A good, enlightening and sobering read.

§   On telly… Relatedly, in the same month we finished watching all three seasons of Deadwood in preparation for the forthcoming movie. It was just as good second time around, helped by me remembering almost nothing about it or most of the characters. A few plots were like OH MY GOD life-and-death situations when they didn’t seem to be that serious to me and I wondered if I’d missed something crucial in the wordy dialogue. But generally, still brilliant.

We gave up on Pose after 1½ episodes. I was hoping to like it, given the interesting setting, but either the script or the acting of both felt pretty clunky and I wasn’t convinced by any character. Maybe, in style, it’s supposed to be a pastiche of clunky 80s TV dramas? You know, from back when American TV drama was regarded as generally bad.

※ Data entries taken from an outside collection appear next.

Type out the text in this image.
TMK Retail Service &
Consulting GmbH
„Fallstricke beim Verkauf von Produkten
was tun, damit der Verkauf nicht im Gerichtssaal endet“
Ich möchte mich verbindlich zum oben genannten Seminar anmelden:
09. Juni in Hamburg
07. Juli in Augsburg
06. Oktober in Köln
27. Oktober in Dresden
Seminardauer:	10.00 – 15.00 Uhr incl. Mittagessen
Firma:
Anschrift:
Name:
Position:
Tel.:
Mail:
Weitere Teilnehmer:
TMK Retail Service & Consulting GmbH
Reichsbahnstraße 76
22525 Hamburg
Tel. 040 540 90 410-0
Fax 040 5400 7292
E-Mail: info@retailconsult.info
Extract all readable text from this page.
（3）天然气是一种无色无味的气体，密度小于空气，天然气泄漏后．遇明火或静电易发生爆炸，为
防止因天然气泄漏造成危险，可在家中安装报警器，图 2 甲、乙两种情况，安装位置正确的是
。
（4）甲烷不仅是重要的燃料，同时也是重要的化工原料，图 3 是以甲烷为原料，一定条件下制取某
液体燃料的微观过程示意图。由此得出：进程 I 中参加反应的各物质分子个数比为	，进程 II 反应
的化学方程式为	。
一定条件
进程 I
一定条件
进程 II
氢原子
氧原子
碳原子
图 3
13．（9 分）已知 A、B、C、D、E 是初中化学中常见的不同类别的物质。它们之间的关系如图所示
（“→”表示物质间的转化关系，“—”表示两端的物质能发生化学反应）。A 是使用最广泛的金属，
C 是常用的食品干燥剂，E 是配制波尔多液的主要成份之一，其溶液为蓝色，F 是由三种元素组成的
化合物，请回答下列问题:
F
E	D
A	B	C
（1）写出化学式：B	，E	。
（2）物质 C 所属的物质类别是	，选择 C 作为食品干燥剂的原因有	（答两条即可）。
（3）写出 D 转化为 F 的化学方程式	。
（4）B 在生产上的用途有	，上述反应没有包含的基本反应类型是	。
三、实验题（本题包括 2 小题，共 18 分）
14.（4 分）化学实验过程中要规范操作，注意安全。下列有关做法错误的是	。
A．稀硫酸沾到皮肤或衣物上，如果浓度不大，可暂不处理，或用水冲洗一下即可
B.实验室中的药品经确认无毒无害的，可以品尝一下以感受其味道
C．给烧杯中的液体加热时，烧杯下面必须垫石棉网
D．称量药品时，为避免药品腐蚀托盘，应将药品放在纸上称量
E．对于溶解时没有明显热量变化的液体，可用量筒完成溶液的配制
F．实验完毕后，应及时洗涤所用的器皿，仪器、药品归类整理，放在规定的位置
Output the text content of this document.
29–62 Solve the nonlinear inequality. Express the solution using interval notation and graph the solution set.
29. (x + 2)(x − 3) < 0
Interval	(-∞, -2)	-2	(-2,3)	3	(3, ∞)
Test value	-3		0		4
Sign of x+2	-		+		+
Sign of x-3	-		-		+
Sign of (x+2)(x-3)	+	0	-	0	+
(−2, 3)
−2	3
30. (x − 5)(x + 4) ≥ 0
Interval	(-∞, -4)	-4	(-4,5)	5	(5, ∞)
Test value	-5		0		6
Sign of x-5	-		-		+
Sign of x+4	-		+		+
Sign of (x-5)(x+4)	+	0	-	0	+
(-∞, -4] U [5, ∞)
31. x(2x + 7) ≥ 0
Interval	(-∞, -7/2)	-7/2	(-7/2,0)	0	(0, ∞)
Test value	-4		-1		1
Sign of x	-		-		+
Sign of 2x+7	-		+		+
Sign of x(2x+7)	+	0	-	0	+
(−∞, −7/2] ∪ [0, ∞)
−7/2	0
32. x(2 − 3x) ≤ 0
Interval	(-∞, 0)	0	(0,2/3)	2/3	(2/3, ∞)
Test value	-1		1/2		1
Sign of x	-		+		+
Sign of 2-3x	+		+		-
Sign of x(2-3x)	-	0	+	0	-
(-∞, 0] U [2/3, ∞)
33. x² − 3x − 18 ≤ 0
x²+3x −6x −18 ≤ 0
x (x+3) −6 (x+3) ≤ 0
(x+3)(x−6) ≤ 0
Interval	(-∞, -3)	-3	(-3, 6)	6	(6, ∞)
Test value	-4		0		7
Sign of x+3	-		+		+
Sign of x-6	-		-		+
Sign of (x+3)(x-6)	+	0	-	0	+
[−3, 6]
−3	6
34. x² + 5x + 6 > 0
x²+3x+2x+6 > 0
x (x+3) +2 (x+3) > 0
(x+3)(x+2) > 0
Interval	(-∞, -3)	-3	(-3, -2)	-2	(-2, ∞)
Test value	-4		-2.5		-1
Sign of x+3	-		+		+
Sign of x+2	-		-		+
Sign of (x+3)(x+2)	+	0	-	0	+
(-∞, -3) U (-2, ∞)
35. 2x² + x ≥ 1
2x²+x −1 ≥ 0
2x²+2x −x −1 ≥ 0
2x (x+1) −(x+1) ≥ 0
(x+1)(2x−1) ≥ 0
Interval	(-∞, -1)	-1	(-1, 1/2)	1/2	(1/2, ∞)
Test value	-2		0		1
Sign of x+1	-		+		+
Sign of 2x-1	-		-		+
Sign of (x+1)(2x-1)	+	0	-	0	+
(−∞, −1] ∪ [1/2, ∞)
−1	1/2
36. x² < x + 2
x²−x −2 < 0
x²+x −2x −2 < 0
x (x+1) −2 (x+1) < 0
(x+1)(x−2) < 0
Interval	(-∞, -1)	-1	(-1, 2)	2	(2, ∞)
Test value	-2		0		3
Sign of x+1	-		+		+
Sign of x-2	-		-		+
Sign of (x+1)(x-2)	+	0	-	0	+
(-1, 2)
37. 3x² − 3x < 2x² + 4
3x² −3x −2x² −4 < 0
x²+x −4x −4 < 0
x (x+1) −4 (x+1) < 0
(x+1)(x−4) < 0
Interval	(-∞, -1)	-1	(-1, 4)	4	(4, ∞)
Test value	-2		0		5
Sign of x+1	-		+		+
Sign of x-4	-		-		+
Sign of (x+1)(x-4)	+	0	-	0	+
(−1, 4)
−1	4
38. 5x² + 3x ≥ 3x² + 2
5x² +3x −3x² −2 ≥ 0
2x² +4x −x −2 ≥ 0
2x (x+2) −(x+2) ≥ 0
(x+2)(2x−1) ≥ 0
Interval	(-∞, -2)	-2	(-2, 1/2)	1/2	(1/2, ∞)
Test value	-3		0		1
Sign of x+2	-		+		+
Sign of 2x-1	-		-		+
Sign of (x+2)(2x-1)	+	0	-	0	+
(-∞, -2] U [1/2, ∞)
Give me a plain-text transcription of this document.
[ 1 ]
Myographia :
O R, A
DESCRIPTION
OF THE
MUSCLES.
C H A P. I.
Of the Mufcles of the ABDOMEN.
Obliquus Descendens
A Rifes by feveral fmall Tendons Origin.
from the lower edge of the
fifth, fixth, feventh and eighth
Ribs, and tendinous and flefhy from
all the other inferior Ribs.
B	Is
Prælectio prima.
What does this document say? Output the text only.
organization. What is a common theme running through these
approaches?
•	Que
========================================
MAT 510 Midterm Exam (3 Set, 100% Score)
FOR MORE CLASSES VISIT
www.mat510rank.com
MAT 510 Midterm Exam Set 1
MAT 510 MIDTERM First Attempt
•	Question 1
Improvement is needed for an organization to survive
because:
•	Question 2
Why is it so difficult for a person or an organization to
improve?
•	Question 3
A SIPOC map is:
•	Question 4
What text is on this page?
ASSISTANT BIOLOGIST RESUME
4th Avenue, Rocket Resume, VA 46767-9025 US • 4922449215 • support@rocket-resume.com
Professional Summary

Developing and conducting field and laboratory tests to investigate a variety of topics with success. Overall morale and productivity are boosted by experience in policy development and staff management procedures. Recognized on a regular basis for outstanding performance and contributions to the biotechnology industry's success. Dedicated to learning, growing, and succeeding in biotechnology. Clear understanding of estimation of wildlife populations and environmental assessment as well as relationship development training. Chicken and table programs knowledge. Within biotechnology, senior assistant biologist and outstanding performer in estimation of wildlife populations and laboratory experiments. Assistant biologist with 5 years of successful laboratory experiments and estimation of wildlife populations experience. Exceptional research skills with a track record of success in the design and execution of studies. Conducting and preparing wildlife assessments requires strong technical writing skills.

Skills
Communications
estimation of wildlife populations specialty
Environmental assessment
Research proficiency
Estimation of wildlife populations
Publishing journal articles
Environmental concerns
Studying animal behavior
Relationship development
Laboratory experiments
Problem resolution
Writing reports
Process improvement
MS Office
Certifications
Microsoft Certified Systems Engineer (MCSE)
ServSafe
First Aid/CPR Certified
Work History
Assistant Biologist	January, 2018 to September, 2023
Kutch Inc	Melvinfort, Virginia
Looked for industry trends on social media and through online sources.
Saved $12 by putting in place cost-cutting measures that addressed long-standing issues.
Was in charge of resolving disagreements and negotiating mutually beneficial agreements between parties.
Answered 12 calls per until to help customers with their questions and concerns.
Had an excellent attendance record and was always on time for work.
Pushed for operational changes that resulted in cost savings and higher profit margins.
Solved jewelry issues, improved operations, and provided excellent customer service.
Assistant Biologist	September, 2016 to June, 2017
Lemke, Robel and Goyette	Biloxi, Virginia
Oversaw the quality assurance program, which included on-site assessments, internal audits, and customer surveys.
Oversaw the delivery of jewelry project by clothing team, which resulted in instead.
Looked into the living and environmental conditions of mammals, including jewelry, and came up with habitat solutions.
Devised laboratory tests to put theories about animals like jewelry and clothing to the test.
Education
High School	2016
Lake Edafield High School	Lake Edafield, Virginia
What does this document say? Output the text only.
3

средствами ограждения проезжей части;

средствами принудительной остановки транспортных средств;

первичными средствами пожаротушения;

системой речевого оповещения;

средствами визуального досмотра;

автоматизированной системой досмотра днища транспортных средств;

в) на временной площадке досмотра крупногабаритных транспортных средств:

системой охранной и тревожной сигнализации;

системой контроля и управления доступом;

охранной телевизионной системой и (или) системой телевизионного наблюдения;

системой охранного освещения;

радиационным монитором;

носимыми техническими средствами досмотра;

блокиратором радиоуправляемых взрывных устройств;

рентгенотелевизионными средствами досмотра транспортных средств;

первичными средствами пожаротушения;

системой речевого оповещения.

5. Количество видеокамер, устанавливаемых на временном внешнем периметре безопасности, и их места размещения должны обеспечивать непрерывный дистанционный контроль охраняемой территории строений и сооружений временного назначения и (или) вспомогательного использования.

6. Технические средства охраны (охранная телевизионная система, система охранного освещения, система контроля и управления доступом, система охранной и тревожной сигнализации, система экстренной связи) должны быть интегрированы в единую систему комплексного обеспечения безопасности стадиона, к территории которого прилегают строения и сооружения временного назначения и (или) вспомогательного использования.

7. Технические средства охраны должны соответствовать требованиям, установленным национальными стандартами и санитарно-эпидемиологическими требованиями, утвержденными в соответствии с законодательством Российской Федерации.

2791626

We watched the first season of Babylon Berlin which was good and looked great. It’s not as deep/complex as I’d hoped but I’m constantly disappointed on that front with TV. It’s a good noir-y thriller. It’ll be interesting to see how it progresses, assuming it continues to mirror Volker Kutscher’s series of books leading up to the eve of World War II. (Kutscher doesn’t have a page on English Wikipedia…)

We’ve also watched the five-sixths-so-far of season five of Line of Duty which has been on a par with the previous seasons: plotting to keep you gripped despite the endless sequence of expository lines that can only be delivered in a wooden fashion.

§   Also in April… we saw The Sisters Brothers which… was fine, but for some reason I thought it was going to be a Coen-Brothers-style western romp but it was actually slower and more serious than that. I couldn’t shake my expectation for the entire film so didn’t enjoy it as much as I probably would have done otherwise.

I saw the Pierre Bonnard exhibition at Tate Modern, although not much about it grabbed me. I liked how some of the images were composed almost like hasty camera snaps, with people at the edge of, or disappearing out of, the frame. But otherwise I was missing whatever I was supposed to see in the work.

And on the last day of the month I saw the Don McCullin retrospective at Tate Britain. That was good. Some of it was hard to look at — war, famine, war and famine — but I loved some of the photos.

§   I think that’s about all for April. I hope May’s going well for you so far.